Amerika Birleşik Devletleri (ABD) Dışişleri Bakanlığı Müsteşar Yardımcısı Matthew Palmer, Doğu Akdeniz ve Kıbrıs’ın ülkesi için stratejik önemde olduğunu söyledi.
2003-2006 yıllarında ABD’nin Lefkoşa’daki Büyükelçiliği’nde görev yapan deneyimli diplomat Palmer; Doğu Akdeniz’deki hidrokarbon tartışmalarına, ABD’nin Doğu Akdeniz’deki askeri varlığına ve Kıbrıs sorununa ilişkin Türk Ajansı Kıbrıs’a (TAK) açıklamalarda bulundu.
Doğu Akdeniz’de ABD’nin ulusal güvenliğini de ilgilendiren birçok konu bulunduğunu kaydeden Palmer; Yunanistan, İsrail ve Kıbrıs Rum Kesimi ile yakın işbirliğine dikkat çekti. Palmer, Kıbrıslı Türkleri de dost ve ortak, Türkiye’yi ise bölgede önemli bir müttefik olarak tanımladı.

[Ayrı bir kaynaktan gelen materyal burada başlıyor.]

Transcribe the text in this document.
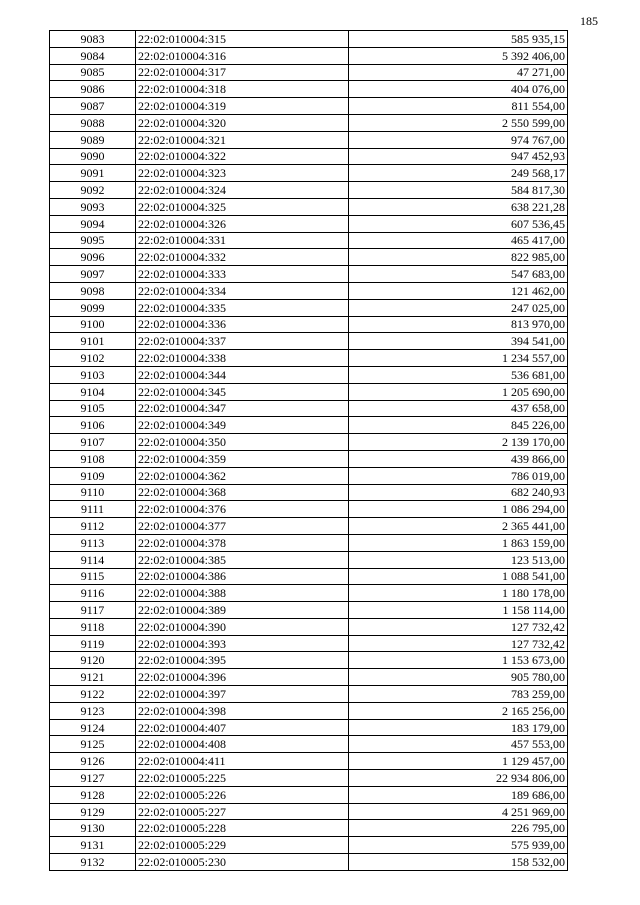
185
9083	22:02:010004:315	585 935,15
9084	22:02:010004:316	5 392 406,00
9085	22:02:010004:317	47 271,00
9086	22:02:010004:318	404 076,00
9087	22:02:010004:319	811 554,00
9088	22:02:010004:320	2 550 599,00
9089	22:02:010004:321	974 767,00
9090	22:02:010004:322	947 452,93
9091	22:02:010004:323	249 568,17
9092	22:02:010004:324	584 817,30
9093	22:02:010004:325	638 221,28
9094	22:02:010004:326	607 536,45
9095	22:02:010004:331	465 417,00
9096	22:02:010004:332	822 985,00
9097	22:02:010004:333	547 683,00
9098	22:02:010004:334	121 462,00
9099	22:02:010004:335	247 025,00
9100	22:02:010004:336	813 970,00
9101	22:02:010004:337	394 541,00
9102	22:02:010004:338	1 234 557,00
9103	22:02:010004:344	536 681,00
9104	22:02:010004:345	1 205 690,00
9105	22:02:010004:347	437 658,00
9106	22:02:010004:349	845 226,00
9107	22:02:010004:350	2 139 170,00
9108	22:02:010004:359	439 866,00
9109	22:02:010004:362	786 019,00
9110	22:02:010004:368	682 240,93
9111	22:02:010004:376	1 086 294,00
9112	22:02:010004:377	2 365 441,00
9113	22:02:010004:378	1 863 159,00
9114	22:02:010004:385	123 513,00
9115	22:02:010004:386	1 088 541,00
9116	22:02:010004:388	1 180 178,00
9117	22:02:010004:389	1 158 114,00
9118	22:02:010004:390	127 732,42
9119	22:02:010004:393	127 732,42
9120	22:02:010004:395	1 153 673,00
9121	22:02:010004:396	905 780,00
9122	22:02:010004:397	783 259,00
9123	22:02:010004:398	2 165 256,00
9124	22:02:010004:407	183 179,00
9125	22:02:010004:408	457 553,00
9126	22:02:010004:411	1 129 457,00
9127	22:02:010005:225	22 934 806,00
9128	22:02:010005:226	189 686,00
9129	22:02:010005:227	4 251 969,00
9130	22:02:010005:228	226 795,00
9131	22:02:010005:229	575 939,00
9132	22:02:010005:230	158 532,00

Palmer; Kıbrıs’ta çözümün ABD için hala bir öncelik olduğunu, bunun enerji dahil birçok alanda işbirliğinin önünü açacağını kaydetti.

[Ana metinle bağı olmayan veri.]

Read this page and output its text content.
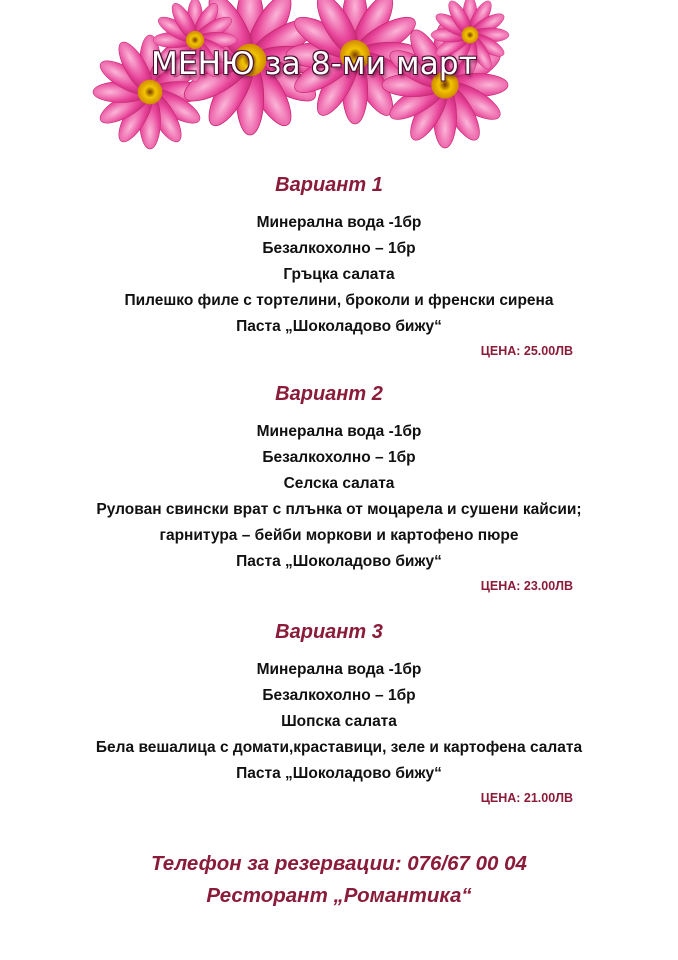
МЕНЮ за 8-ми март
Вариант 1
Минерална вода -1бр
Безалкохолно – 1бр
Гръцка салата
Пилешко филе с тортелини, броколи и френски сирена
Паста „Шоколадово бижу“
ЦЕНА: 25.00ЛВ
Вариант 2
Минерална вода -1бр
Безалкохолно – 1бр
Селска салата
Рулован свински врат с плънка от моцарела и сушени кайсии;
гарнитура – бейби моркови и картофено пюре
Паста „Шоколадово бижу“
ЦЕНА: 23.00ЛВ
Вариант 3
Минерална вода -1бр
Безалкохолно – 1бр
Шопска салата
Бела вешалица с домати,краставици, зеле и картофена салата
Паста „Шоколадово бижу“
ЦЕНА: 21.00ЛВ
Телефон за резервации: 076/67 00 04
Ресторант „Романтика“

Matthew Palmer, Washington’ın “İki kesimli, iki toplumlu, federal bir çözüme” desteğini sürdürdüğünü, ancak yeni bir model görüşmenin iki liderin kararına bağlı olduğunu belirtti.
ABD’nin, Doğu Akdeniz’deki enerji kaynaklarının Kıbrıslı Rumlar ve Kıbrıslı Türkler arasında adilane bir şekilde paylaşılması yönündeki resmi tezini tekrarlayan Palmer, Türkiye’nin bölgedeki sondaj faaliyetlerini durdurmasını istediklerini de söyledi.
“DOĞU AKDENİZ, ABD’NİN STRATEJİK ÇIKARLARININ BULUNDUĞU BİR BÖLGE”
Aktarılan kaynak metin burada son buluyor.